Fatri, un amoureux du marathon

Fatri, un amoureux du marathon

Pour Mohamed Fatri, les apparences ne sont guère trompeuses. Dès le premier contact avec cet athlète accompli, on est frappé par son calme, sa sérénité et son self-control. Propulsé dès son jeune âge dans le milieu de l’athlétisme, ce coureur au sourire charmant et aux yeux pétillants d’intelligence, ne s’est jamais lassé des compétitions.
«Courir représente pour moi une sorte d’évasion. Je me sens épanoui chaque fois que j’entame un marathon. Pour moi, le monde des compétitions est un refuge où je me retrouve», déclare-t-il avec enthousiasme.

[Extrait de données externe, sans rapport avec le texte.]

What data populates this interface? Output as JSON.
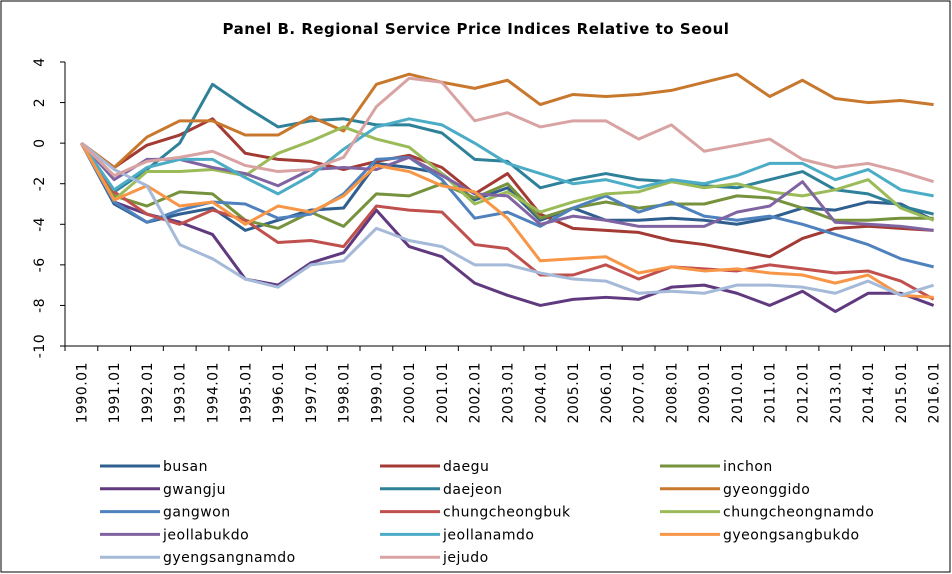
{
  "chart_data": {
    "type": "line",
    "title": "Panel B. Regional Service Price Indices Relative to Seoul",
    "categories": [
      "1990.01",
      "1991.01",
      "1992.01",
      "1993.01",
      "1994.01",
      "1995.01",
      "1996.01",
      "1997.01",
      "1998.01",
      "1999.01",
      "2000.01",
      "2001.01",
      "2002.01",
      "2003.01",
      "2004.01",
      "2005.01",
      "2006.01",
      "2007.01",
      "2008.01",
      "2009.01",
      "2010.01",
      "2011.01",
      "2012.01",
      "2013.01",
      "2014.01",
      "2015.01",
      "2016.01"
    ],
    "ylim": [
      -10,
      4
    ],
    "yticks": [
      -10,
      -8,
      -6,
      -4,
      -2,
      0,
      2,
      4
    ],
    "series": [
      {
        "name": "busan",
        "color": "#2f5f8f",
        "values": [
          0,
          -3,
          -3.9,
          -3.5,
          -3.2,
          -4.3,
          -3.8,
          -3.3,
          -3.2,
          -1,
          -1.2,
          -1.5,
          -2.8,
          -2.2,
          -3.8,
          -3.2,
          -3.8,
          -3.8,
          -3.7,
          -3.8,
          -4,
          -3.7,
          -3.2,
          -3.3,
          -2.9,
          -3,
          -3.8
        ]
      },
      {
        "name": "daegu",
        "color": "#a33a33",
        "values": [
          0,
          -1.2,
          -0.1,
          0.4,
          1.2,
          -0.5,
          -0.8,
          -0.9,
          -1.3,
          -0.9,
          -0.6,
          -1.2,
          -2.5,
          -1.5,
          -3.5,
          -4.2,
          -4.3,
          -4.4,
          -4.8,
          -5,
          -5.3,
          -5.6,
          -4.7,
          -4.2,
          -4.1,
          -4.2,
          -4.3
        ]
      },
      {
        "name": "inchon",
        "color": "#76923c",
        "values": [
          0,
          -2.6,
          -3.1,
          -2.4,
          -2.5,
          -3.8,
          -4.2,
          -3.4,
          -4.1,
          -2.5,
          -2.6,
          -2,
          -2.7,
          -2,
          -3.7,
          -3.2,
          -2.9,
          -3.2,
          -3,
          -3,
          -2.6,
          -2.7,
          -3.2,
          -3.8,
          -3.8,
          -3.7,
          -3.7
        ]
      },
      {
        "name": "gwangju",
        "color": "#60397e",
        "values": [
          0,
          -2.9,
          -3.5,
          -3.9,
          -4.5,
          -6.7,
          -7,
          -5.9,
          -5.4,
          -3.3,
          -5.1,
          -5.6,
          -6.9,
          -7.5,
          -8,
          -7.7,
          -7.6,
          -7.7,
          -7.1,
          -7,
          -7.4,
          -8,
          -7.3,
          -8.3,
          -7.4,
          -7.4,
          -8
        ]
      },
      {
        "name": "daejeon",
        "color": "#2e8199",
        "values": [
          0,
          -2.4,
          -1.3,
          0,
          2.9,
          1.8,
          0.8,
          1.1,
          1.2,
          0.9,
          0.9,
          0.5,
          -0.8,
          -0.9,
          -2.2,
          -1.8,
          -1.5,
          -1.8,
          -1.9,
          -2.1,
          -2.2,
          -1.8,
          -1.4,
          -2.3,
          -2.5,
          -3.1,
          -3.5
        ]
      },
      {
        "name": "gyeonggido",
        "color": "#c8782d",
        "values": [
          0,
          -1.2,
          0.3,
          1.1,
          1.1,
          0.4,
          0.4,
          1.3,
          0.6,
          2.9,
          3.4,
          3,
          2.7,
          3.1,
          1.9,
          2.4,
          2.3,
          2.4,
          2.6,
          3,
          3.4,
          2.3,
          3.1,
          2.2,
          2,
          2.1,
          1.9
        ]
      },
      {
        "name": "gangwon",
        "color": "#4f81bd",
        "values": [
          0,
          -2.9,
          -3.9,
          -3.3,
          -2.9,
          -3,
          -3.7,
          -3.5,
          -2.5,
          -0.8,
          -0.7,
          -1.8,
          -3.7,
          -3.4,
          -4.1,
          -3.2,
          -2.6,
          -3.4,
          -2.9,
          -3.6,
          -3.8,
          -3.6,
          -4,
          -4.5,
          -5,
          -5.7,
          -6.1
        ]
      },
      {
        "name": "chungcheongbuk",
        "color": "#c0504d",
        "values": [
          0,
          -2.4,
          -3.5,
          -4,
          -3.3,
          -3.8,
          -4.9,
          -4.8,
          -5.1,
          -3.1,
          -3.3,
          -3.4,
          -5,
          -5.2,
          -6.5,
          -6.5,
          -6,
          -6.7,
          -6.1,
          -6.2,
          -6.3,
          -6,
          -6.2,
          -6.4,
          -6.3,
          -6.8,
          -7.7
        ]
      },
      {
        "name": "chungcheongnamdo",
        "color": "#9bbb59",
        "values": [
          0,
          -2.8,
          -1.4,
          -1.4,
          -1.3,
          -1.6,
          -0.5,
          0.1,
          0.8,
          0.2,
          -0.2,
          -1.5,
          -3,
          -2.4,
          -3.4,
          -2.9,
          -2.5,
          -2.4,
          -1.9,
          -2.2,
          -2,
          -2.4,
          -2.6,
          -2.3,
          -1.8,
          -3.2,
          -3.8
        ]
      },
      {
        "name": "jeollabukdo",
        "color": "#8064a2",
        "values": [
          0,
          -1.8,
          -0.8,
          -0.8,
          -1.2,
          -1.5,
          -2.1,
          -1.3,
          -1.2,
          -1.3,
          -0.7,
          -1.6,
          -2.5,
          -2.6,
          -4,
          -3.6,
          -3.8,
          -4.1,
          -4.1,
          -4.1,
          -3.4,
          -3.1,
          -1.9,
          -3.9,
          -4,
          -4.1,
          -4.3
        ]
      },
      {
        "name": "jeollanamdo",
        "color": "#4bacc6",
        "values": [
          0,
          -2.3,
          -1.2,
          -0.8,
          -0.8,
          -1.7,
          -2.5,
          -1.6,
          -0.3,
          0.8,
          1.2,
          0.9,
          0,
          -1,
          -1.5,
          -2,
          -1.8,
          -2.2,
          -1.8,
          -2,
          -1.6,
          -1,
          -1,
          -1.8,
          -1.3,
          -2.3,
          -2.6
        ]
      },
      {
        "name": "gyeongsangbukdo",
        "color": "#f79646",
        "values": [
          0,
          -2.8,
          -2.1,
          -3.1,
          -2.9,
          -4,
          -3.1,
          -3.4,
          -2.6,
          -1.1,
          -1.4,
          -2.1,
          -2.4,
          -3.7,
          -5.8,
          -5.7,
          -5.6,
          -6.4,
          -6.1,
          -6.3,
          -6.2,
          -6.4,
          -6.5,
          -6.9,
          -6.5,
          -7.5,
          -7.6
        ]
      },
      {
        "name": "gyengsangnamdo",
        "color": "#a5b9d9",
        "values": [
          0,
          -1.3,
          -2.1,
          -5,
          -5.7,
          -6.7,
          -7.1,
          -6,
          -5.8,
          -4.2,
          -4.8,
          -5.1,
          -6,
          -6,
          -6.4,
          -6.7,
          -6.8,
          -7.4,
          -7.3,
          -7.4,
          -7,
          -7,
          -7.1,
          -7.4,
          -6.8,
          -7.5,
          -7
        ]
      },
      {
        "name": "jejudo",
        "color": "#d9a3a3",
        "values": [
          0,
          -1.6,
          -0.9,
          -0.7,
          -0.4,
          -1.1,
          -1.4,
          -1.3,
          -0.7,
          1.8,
          3.2,
          3,
          1.1,
          1.5,
          0.8,
          1.1,
          1.1,
          0.2,
          0.9,
          -0.4,
          -0.1,
          0.2,
          -0.8,
          -1.2,
          -1,
          -1.4,
          -1.9
        ]
      }
    ]
  }
}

D’ailleurs, c’est dans le milieu de l’athlétisme où il a rencontré sa femme, elle aussi athlète, qui vit actuellement en France et qui a acquis la nationalité française. 
La patience, l’implication et la rigueur dans l’entraînement lui ont permis de participer à des compétitions de renommée internationale. 

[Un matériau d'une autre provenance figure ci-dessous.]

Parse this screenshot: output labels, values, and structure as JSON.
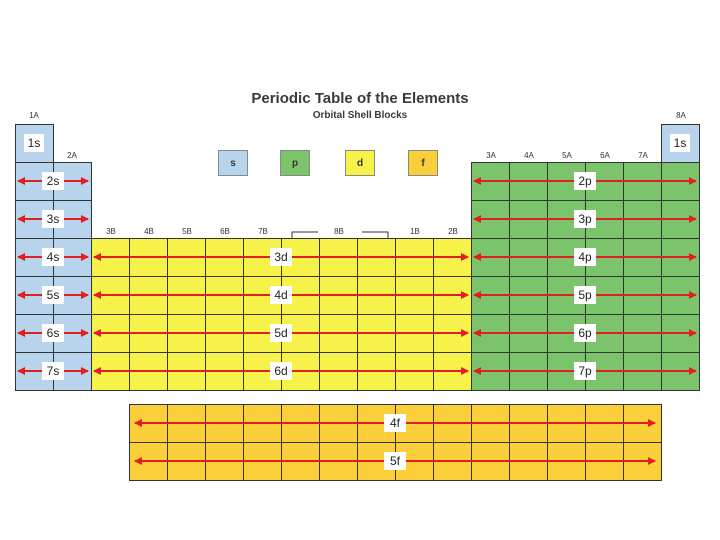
{
  "header": {
    "title": "Periodic Table of the Elements",
    "subtitle": "Orbital Shell Blocks"
  },
  "legend": [
    {
      "label": "s",
      "color": "#b7d4ec"
    },
    {
      "label": "p",
      "color": "#7cc46b"
    },
    {
      "label": "d",
      "color": "#f6f24a"
    },
    {
      "label": "f",
      "color": "#fbcf3a"
    }
  ],
  "groups": {
    "g1": "1A",
    "g2": "2A",
    "g3": "3B",
    "g4": "4B",
    "g5": "5B",
    "g6": "6B",
    "g7": "7B",
    "g8": "8B",
    "g11": "1B",
    "g12": "2B",
    "g13": "3A",
    "g14": "4A",
    "g15": "5A",
    "g16": "6A",
    "g17": "7A",
    "g18": "8A"
  },
  "colors": {
    "s": "#b7d4ec",
    "p": "#7cc46b",
    "d": "#f6f24a",
    "f": "#fbcf3a",
    "arrow": "#e02020"
  },
  "blocks": {
    "hydrogen": "1s",
    "helium": "1s",
    "s_rows": [
      "2s",
      "3s",
      "4s",
      "5s",
      "6s",
      "7s"
    ],
    "p_rows": [
      "2p",
      "3p",
      "4p",
      "5p",
      "6p",
      "7p"
    ],
    "d_rows": [
      "3d",
      "4d",
      "5d",
      "6d"
    ],
    "f_rows": [
      "4f",
      "5f"
    ]
  }
}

En mars prochain, il s’envolera vers l’Espagne pour prendre part au Marathon international de Barcelone. Il en est à sa deuxième participation. L’an dernier, il était le seul Marocain à avoir disputé cette compétition. Et il a brillé sur le podium en décrochant la première place.
«C’était formidable. Au début, je n’y croyais pas. Je vivais un véritable rêve. Cela n’a pas été facile, mais j’ai réussi quand même à m’imposer face à des adversaires redoutables», se souvient notre champion.  Cette année, il ne sera pas seul pour défendre le drapeau national. En effet, il sera secondé un autre athlète, Mejdaoui Jalal. L’objectif pour Fatri ne sera pas seulement de conserver son titre, mais d’établir un record pour ce marathon. Et pour y arriver, il ne va ménager aucun effort.

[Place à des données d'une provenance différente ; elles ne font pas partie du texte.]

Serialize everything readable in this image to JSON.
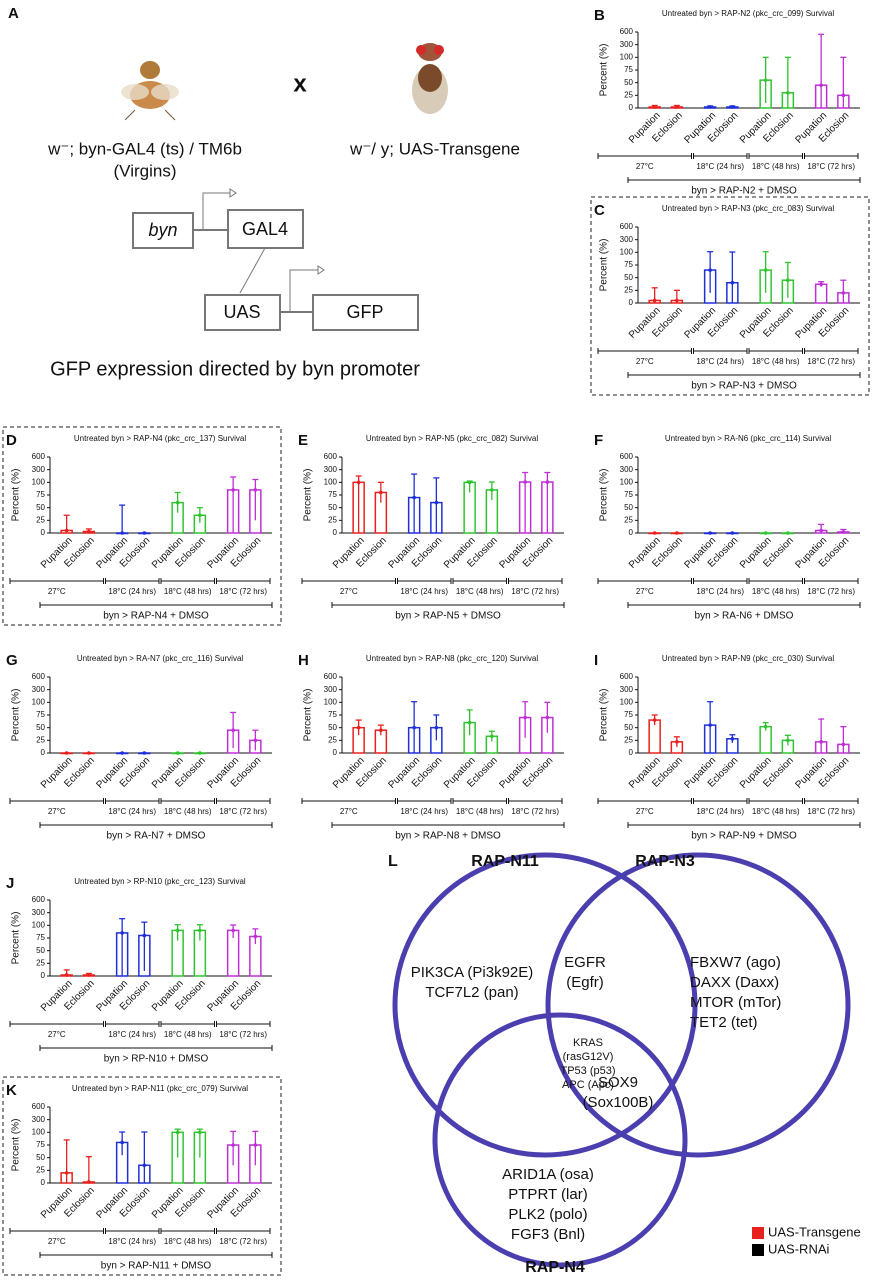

«Je vais essayer de mettre toutes les chances de mes côtés. Mejdaoui Jalal va me soutenir en servant de lièvre. Donc, je ne serai pas seul. C’est un atout de plus cette année», affirme-t-il. Le Marathon de Barcelone n’est pas la seule compétition internationale à laquelle Mohamed Fatri avait participé. En effet, il compte à son actif plusieurs marathons européens : Marathon du Danemark, Marathon de Stockholm, Marathon de Toulouse ou encore celui de Hongrie. Pour atteindre ce stade, Mohamed Fatri a dû travailler dur, pendant des années, muni de sa seule passion pour l’athlétisme. Maîtrisant ses émotions, il sait gérer avec sagesse les contraintes des compétitions. «L’essentiel, c’est de ne jamais perdre le contrôle de soi. Il ne faut pas succomber à la pression. Ce n’est pas toujours facile, mais là, c’est le secret de la réussite», a-t-il expliqué.  Mohamed Fatri fait partie des athlètes marocains qui préfèrent jouer sous le drapeau national. «Si j’avais voulu opter pour la nationalité française, je l’aurais fait il y a longtemps. Mais ce qui m’intéresse, c’est de hausser le drapeau marocain dans les diverses manifestations sportives», conclut-il.